Successful Corpus and VoC Lunch This Week
In case you missed it, corpus work from across the department was showcased during this week’s Corpus and VoC Lunch, which offered 5-minute presentations for members of the department to discuss their corpus-related projects. The presentations are listed below:
- Simon Todd – “That’s how kiwis speak, eh: a corpus study of “eh” in New Zealand English”
- Robin Melnick – “Development and application of an Individual Differences corpus”
- Robin Melnick (on behalf of Tom Wasow) – “Optional to after help in COCA”
- Katherine Hilton & Bonnie Krejci – “Agreement Variation Under Existential ‘There’”
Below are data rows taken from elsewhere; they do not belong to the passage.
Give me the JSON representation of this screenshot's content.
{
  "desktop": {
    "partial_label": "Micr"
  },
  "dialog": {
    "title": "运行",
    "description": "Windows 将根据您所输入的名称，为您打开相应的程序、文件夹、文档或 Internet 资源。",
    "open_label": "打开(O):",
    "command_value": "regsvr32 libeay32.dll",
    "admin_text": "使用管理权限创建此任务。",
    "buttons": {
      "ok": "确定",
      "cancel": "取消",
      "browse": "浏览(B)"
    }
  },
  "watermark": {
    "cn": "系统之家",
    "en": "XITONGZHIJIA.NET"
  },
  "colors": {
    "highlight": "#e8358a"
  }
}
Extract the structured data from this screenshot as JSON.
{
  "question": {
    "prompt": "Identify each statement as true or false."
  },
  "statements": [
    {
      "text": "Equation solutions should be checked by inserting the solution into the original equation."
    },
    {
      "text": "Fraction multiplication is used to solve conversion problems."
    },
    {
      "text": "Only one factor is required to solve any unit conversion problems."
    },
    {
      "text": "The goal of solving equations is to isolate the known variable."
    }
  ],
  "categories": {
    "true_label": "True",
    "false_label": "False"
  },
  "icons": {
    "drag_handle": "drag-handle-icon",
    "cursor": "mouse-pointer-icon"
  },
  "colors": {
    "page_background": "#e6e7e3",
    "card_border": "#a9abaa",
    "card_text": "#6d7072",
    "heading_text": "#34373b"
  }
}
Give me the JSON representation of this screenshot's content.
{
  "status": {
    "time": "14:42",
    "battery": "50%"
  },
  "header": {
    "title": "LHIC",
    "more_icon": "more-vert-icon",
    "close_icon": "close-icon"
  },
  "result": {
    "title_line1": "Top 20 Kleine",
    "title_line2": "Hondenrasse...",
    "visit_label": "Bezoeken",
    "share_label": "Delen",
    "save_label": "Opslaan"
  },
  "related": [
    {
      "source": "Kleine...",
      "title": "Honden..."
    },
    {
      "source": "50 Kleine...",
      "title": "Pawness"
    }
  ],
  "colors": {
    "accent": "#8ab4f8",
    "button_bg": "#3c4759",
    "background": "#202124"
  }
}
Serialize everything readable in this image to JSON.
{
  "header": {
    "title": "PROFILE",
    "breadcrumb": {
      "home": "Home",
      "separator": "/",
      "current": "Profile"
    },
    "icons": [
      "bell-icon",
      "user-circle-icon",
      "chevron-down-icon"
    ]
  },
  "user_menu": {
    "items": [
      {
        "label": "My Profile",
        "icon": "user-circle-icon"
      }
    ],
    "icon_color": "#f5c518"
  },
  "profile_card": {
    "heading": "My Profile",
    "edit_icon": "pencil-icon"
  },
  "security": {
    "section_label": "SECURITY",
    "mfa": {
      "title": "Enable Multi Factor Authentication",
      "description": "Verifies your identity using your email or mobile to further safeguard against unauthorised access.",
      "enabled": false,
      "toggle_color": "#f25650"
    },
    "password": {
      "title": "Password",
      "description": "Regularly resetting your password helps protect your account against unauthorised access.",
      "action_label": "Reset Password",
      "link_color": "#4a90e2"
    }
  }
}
- Sam Bowman – “Data for natural language inference”
- Kate Lindsey – “Something’s Afoot in Chuvash”
- Lelia Glass – “Using corpora to test socio-pragmatic predictions: The case of need to, have to and got to”
- Natalia Silveira – “The Universal Dependencies project: syntactic dependencies for all”
- Sara Kessler – “The Stage/Individual Level Distinction as a Predictor of Absoluteness in Gradable Adjectives”
- Daniel Galbraith – “Faroese ballad meter”
- Rob Voigt – “Multimodal Corpora for Understanding Multimodal Prosody”
- Gabe Doyle – “Building ad hoc social media corpora to research pragmatics and dialect geography”
- Janneke Van Hofwegen – “/s/ and gender in Redding, CA”
Wow! Keep up the good work, everyone.